Imagine you're a studio exec with this script in front of you. You could get a big star plus other name actors without a mammoth budget, because it's not effects-driven; it's about Big Time Emotions with lots of Big Acting Scenes so there's a chance of Oscars if it comes out well; and it's about the power and magic of drama, so the studio people can feel good about themselves and their jobs. Unfortunately, it's also bugnuts insane, insulting, and suggests that no one involved in the entire process had ever met a human being much less been one, but from a particular angle, I can see how it might get made.

Passengers is what happens when you don't have enough women in your executive suites. Holy crap. Now imagine if that story were told from her perspective and you let it play out more honestly. That could be an interesting horror-drama.

The Mr. Rogers script, ye gods. The internet has a wonderful term for the kind of person who would write or buy such a script: "edgelord." The question is: did the studio buy it holding their nose and counting on the "edgelord" community of teenage dorks buying tickets for it, or did they buy it because they enjoyed its "sharp satirical take" and "edginess?"

God, what a lazy idea. "What if Mister Rogers...were a self-destructive monster?" Yeah, congratulations, you've performed the most basic possible concept inversion in human history. Ugh.

Matt Bird said...

Telling "Passengers" from her POV is genius.

Anonymous said...

Telling “Passengers” from her POV is obvious. Was the first thing that came to my mind when reading about it and I’m not a woman nor a feminist.
Of course that raises the question why it wasn’t done that way.

Paul Worthington said...

I haven't seen Passengers for the reasons noted.
I do wonder why they didn't do a more obvious easy fix: The malfunction that awoke Pratt threatened to wake everyone, which would mean they'd all die as the ship couldn't support that load.
And rather than waking one attractive woman for company, he researched the settlers and found the one who could fix the malfunction -- and woke her as the only way possible to save everyone else.

(Holy Moly that captcha went on for days)

Glen said...

I haven't actually seen the movie 'Passengers', and unless I can find my shotgun and hold up the local drugstore this weekend I have no intentions of doing so either. I would have to assume though, that the writers were not trying to portray the main character as a selfless person, who basically gives his newly awakened friend an automatic death sentence.

They most likely wanted it as an act of desperation and loneliness but it didn't really pan out that way.

The problem here I think with this is the relationship of the dramatic question to the premise. The whole thing really centers on what is going to happen to them and whether they will do the business, but the story, setup and environment more or less answers this from the start.

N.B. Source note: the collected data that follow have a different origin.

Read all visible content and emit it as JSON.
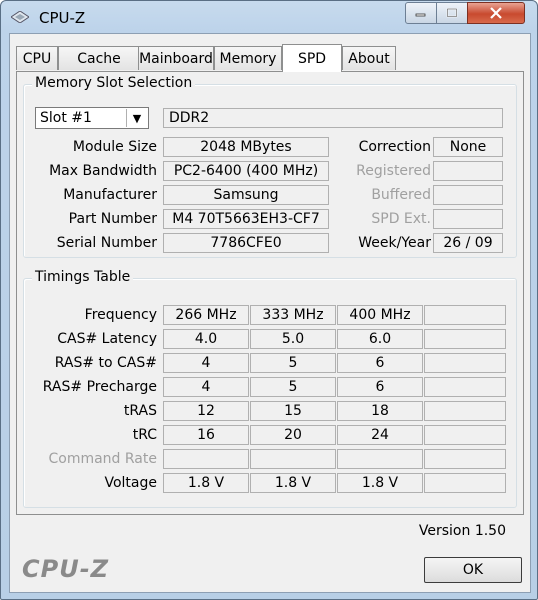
{
  "window": {
    "title": "CPU-Z"
  },
  "tabs": [
    {
      "label": "CPU"
    },
    {
      "label": "Cache"
    },
    {
      "label": "Mainboard"
    },
    {
      "label": "Memory"
    },
    {
      "label": "SPD"
    },
    {
      "label": "About"
    }
  ],
  "active_tab": "SPD",
  "slot_section": {
    "legend": "Memory Slot Selection",
    "slot_value": "Slot #1",
    "memory_type": "DDR2",
    "labels": {
      "module_size": "Module Size",
      "max_bandwidth": "Max Bandwidth",
      "manufacturer": "Manufacturer",
      "part_number": "Part Number",
      "serial_number": "Serial Number",
      "correction": "Correction",
      "registered": "Registered",
      "buffered": "Buffered",
      "spd_ext": "SPD Ext.",
      "week_year": "Week/Year"
    },
    "values": {
      "module_size": "2048 MBytes",
      "max_bandwidth": "PC2-6400 (400 MHz)",
      "manufacturer": "Samsung",
      "part_number": "M4 70T5663EH3-CF7",
      "serial_number": "7786CFE0",
      "correction": "None",
      "registered": "",
      "buffered": "",
      "spd_ext": "",
      "week_year": "26 / 09"
    }
  },
  "timings": {
    "legend": "Timings Table",
    "rows": [
      {
        "label": "Frequency",
        "cells": [
          "266 MHz",
          "333 MHz",
          "400 MHz",
          ""
        ]
      },
      {
        "label": "CAS# Latency",
        "cells": [
          "4.0",
          "5.0",
          "6.0",
          ""
        ]
      },
      {
        "label": "RAS# to CAS#",
        "cells": [
          "4",
          "5",
          "6",
          ""
        ]
      },
      {
        "label": "RAS# Precharge",
        "cells": [
          "4",
          "5",
          "6",
          ""
        ]
      },
      {
        "label": "tRAS",
        "cells": [
          "12",
          "15",
          "18",
          ""
        ]
      },
      {
        "label": "tRC",
        "cells": [
          "16",
          "20",
          "24",
          ""
        ]
      },
      {
        "label": "Command Rate",
        "cells": [
          "",
          "",
          "",
          ""
        ]
      },
      {
        "label": "Voltage",
        "cells": [
          "1.8 V",
          "1.8 V",
          "1.8 V",
          ""
        ]
      }
    ]
  },
  "footer": {
    "version": "Version 1.50",
    "logo": "CPU-Z",
    "ok_label": "OK"
  }
}
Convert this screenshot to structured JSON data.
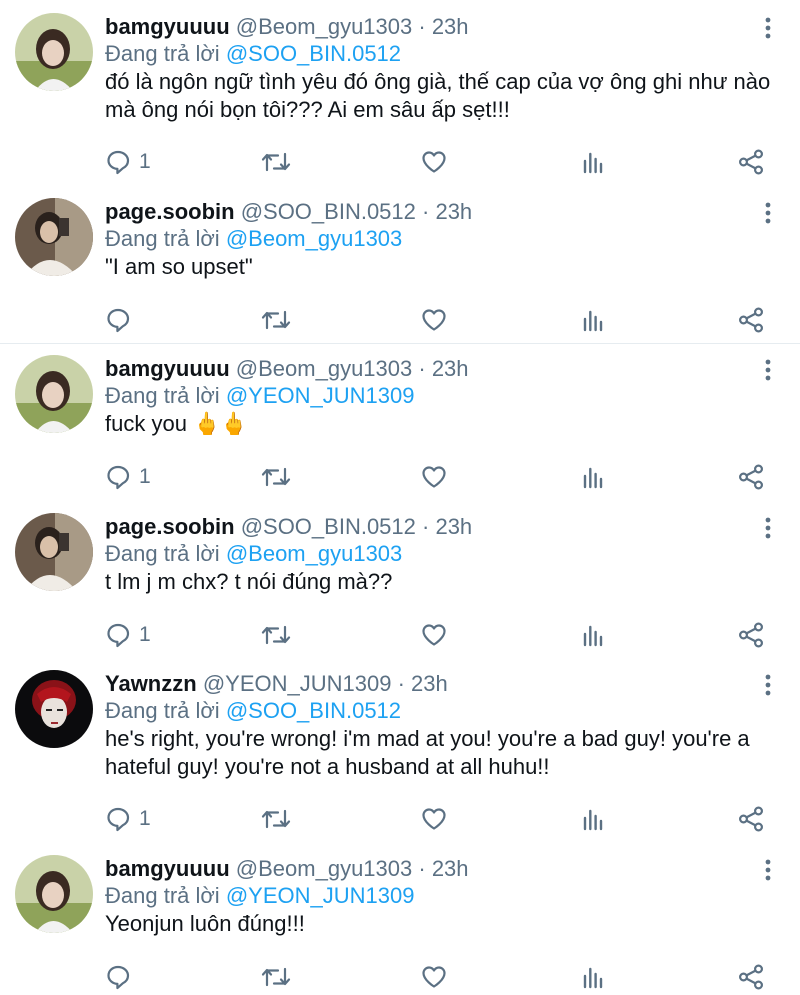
{
  "tweets": [
    {
      "name": "bamgyuuuu",
      "handle": "@Beom_gyu1303",
      "time": "· 23h",
      "replying_prefix": "Đang trả lời",
      "replying_to": "@SOO_BIN.0512",
      "text": "đó là ngôn ngữ tình yêu đó ông già, thế cap của vợ ông ghi như nào mà ông nói bọn tôi??? Ai em sâu ấp sẹt!!!",
      "reply_count": "1",
      "avatar": "bamgyu-avatar"
    },
    {
      "name": "page.soobin",
      "handle": "@SOO_BIN.0512",
      "time": "· 23h",
      "replying_prefix": "Đang trả lời",
      "replying_to": "@Beom_gyu1303",
      "text": "\"I am so upset\"",
      "reply_count": "",
      "avatar": "soobin-avatar"
    },
    {
      "name": "bamgyuuuu",
      "handle": "@Beom_gyu1303",
      "time": "· 23h",
      "replying_prefix": "Đang trả lời",
      "replying_to": "@YEON_JUN1309",
      "text": "fuck you 🖕🖕",
      "reply_count": "1",
      "avatar": "bamgyu-avatar"
    },
    {
      "name": "page.soobin",
      "handle": "@SOO_BIN.0512",
      "time": "· 23h",
      "replying_prefix": "Đang trả lời",
      "replying_to": "@Beom_gyu1303",
      "text": "t lm j m chx? t nói đúng mà??",
      "reply_count": "1",
      "avatar": "soobin-avatar"
    },
    {
      "name": "Yawnzzn",
      "handle": "@YEON_JUN1309",
      "time": "· 23h",
      "replying_prefix": "Đang trả lời",
      "replying_to": "@SOO_BIN.0512",
      "text": "he's right, you're wrong! i'm mad at you! you're a bad guy! you're a hateful guy! you're not a husband at all huhu!!",
      "reply_count": "1",
      "avatar": "yeonjun-avatar"
    },
    {
      "name": "bamgyuuuu",
      "handle": "@Beom_gyu1303",
      "time": "· 23h",
      "replying_prefix": "Đang trả lời",
      "replying_to": "@YEON_JUN1309",
      "text": "Yeonjun luôn đúng!!!",
      "reply_count": "",
      "avatar": "bamgyu-avatar"
    }
  ],
  "colors": {
    "mention": "#1da1f2",
    "muted": "#5b7083",
    "text": "#0f1419",
    "divider": "#e6ecf0"
  }
}
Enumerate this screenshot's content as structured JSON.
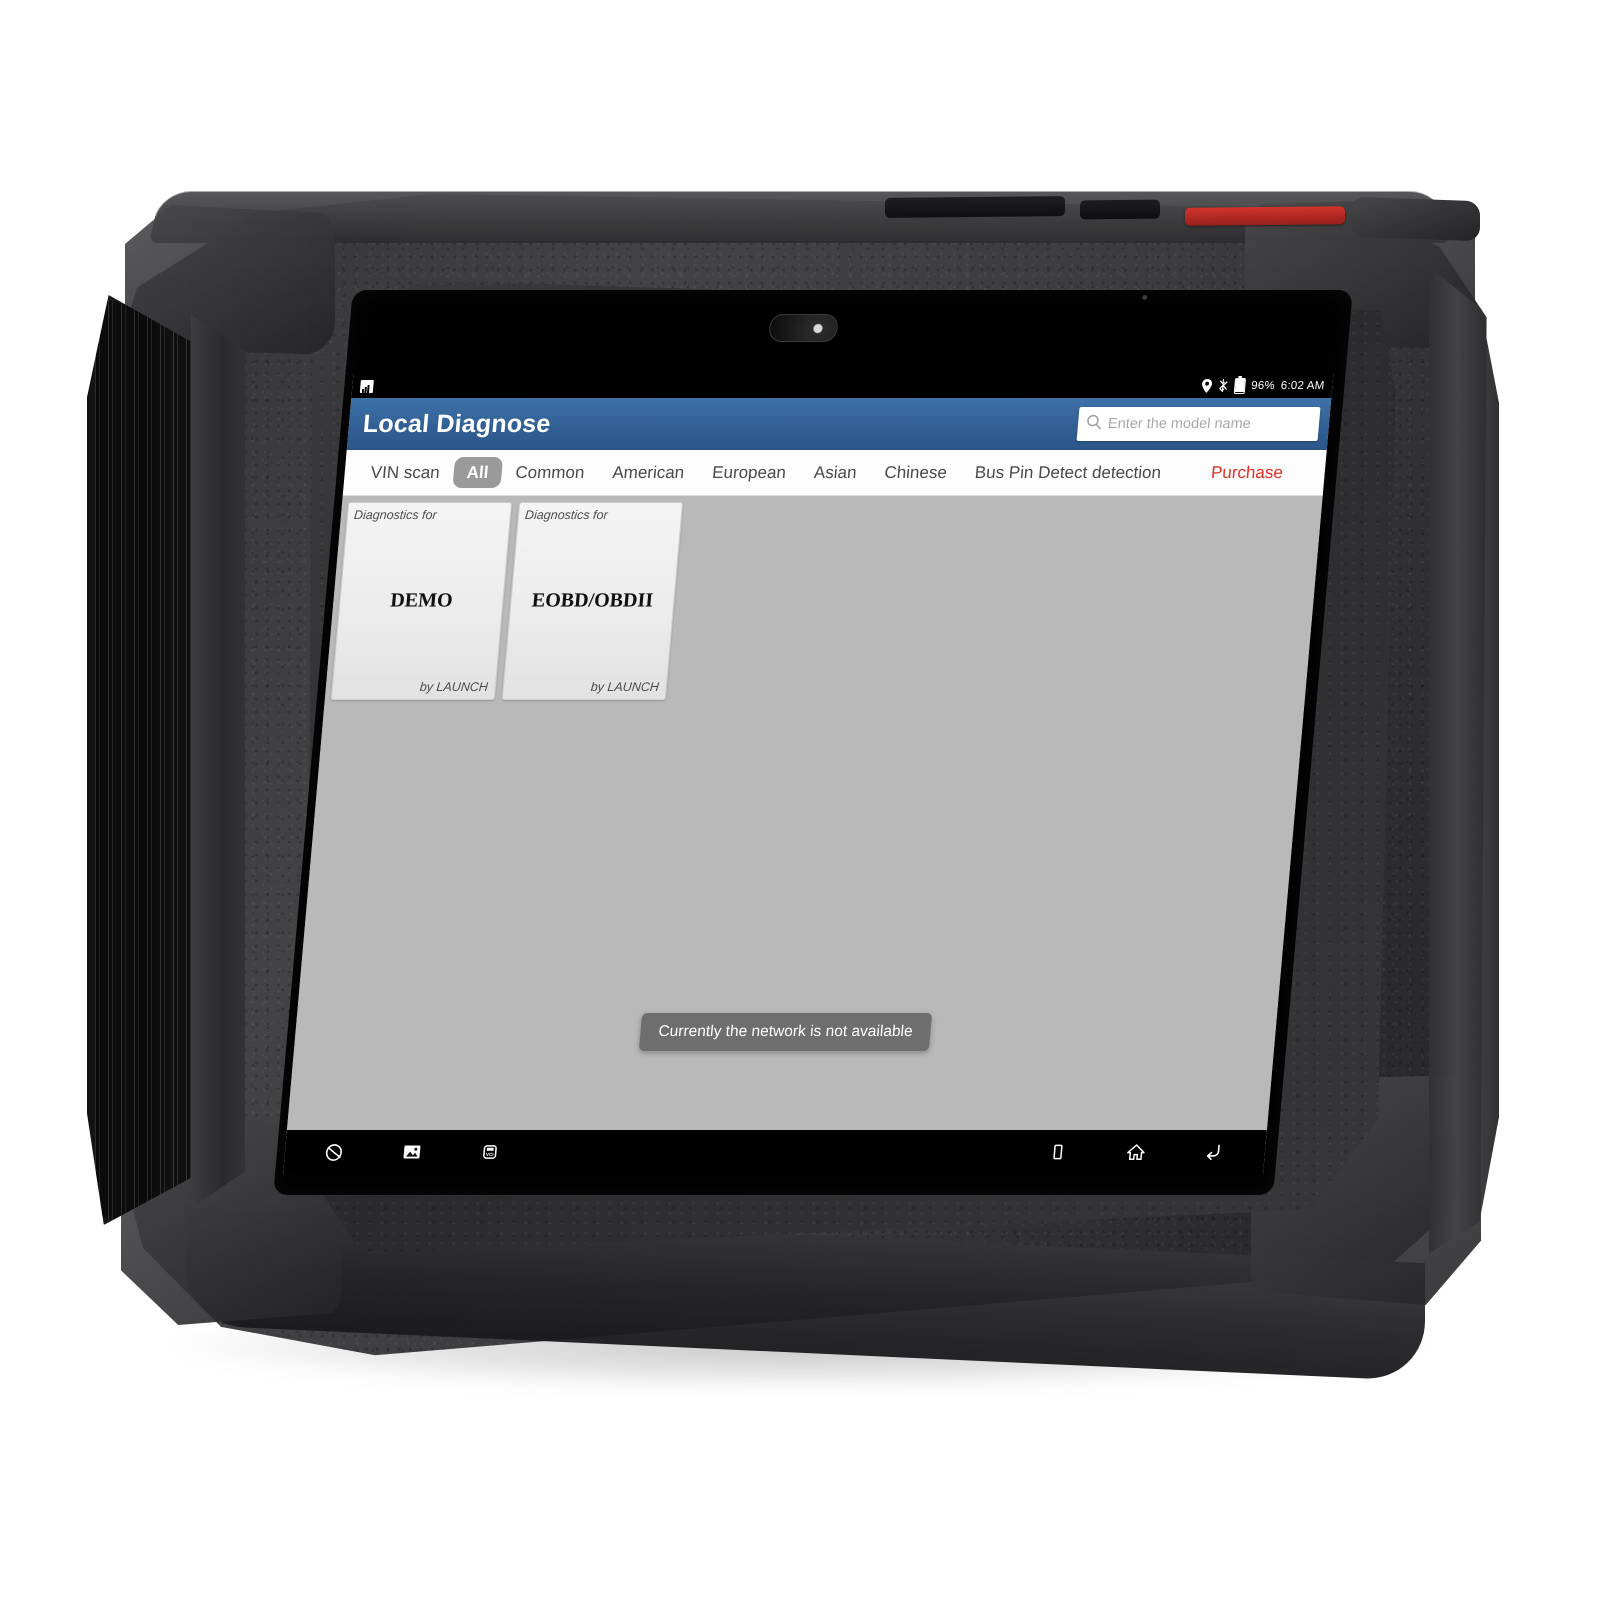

Telling the story from the girl's perspective would make it potentially more interesting, but regardless of the genre and setting it's still a boy meets girl relationship movie which means you have to something new to say about the subject besides plodding through some nice Sci-Fi sets.

Is Hollywood short on ideas? I wonder how many scripts are in the pipeline about a PWC accountant who, drunk on fame, deliberately sabotages the Oscars so he can be catapulted into the spotlight. It's a sort or Quiz show meets the Player re-boot, but not really. Hang on just a minute… just like the cable breaking down at the sorority house, this one is writing itself.

MCP said...

I personally enjoyed Passengers and thought they handled a dark choice by the main character fairly well. On a grand scale the main action still isn't morally excusable, but they did show him about to kill himself beforehand. Then agonize over the choice for a while.

In retrospect too the whole ship would have died if he hadn't woken her up, and she did beat him up pretty severely in revenge. All in all I think it was an interesting movie, which had that intriguing morally dubious choice up front (because in that same situation how many people could do the right thing and live decades by themselves to no purpose).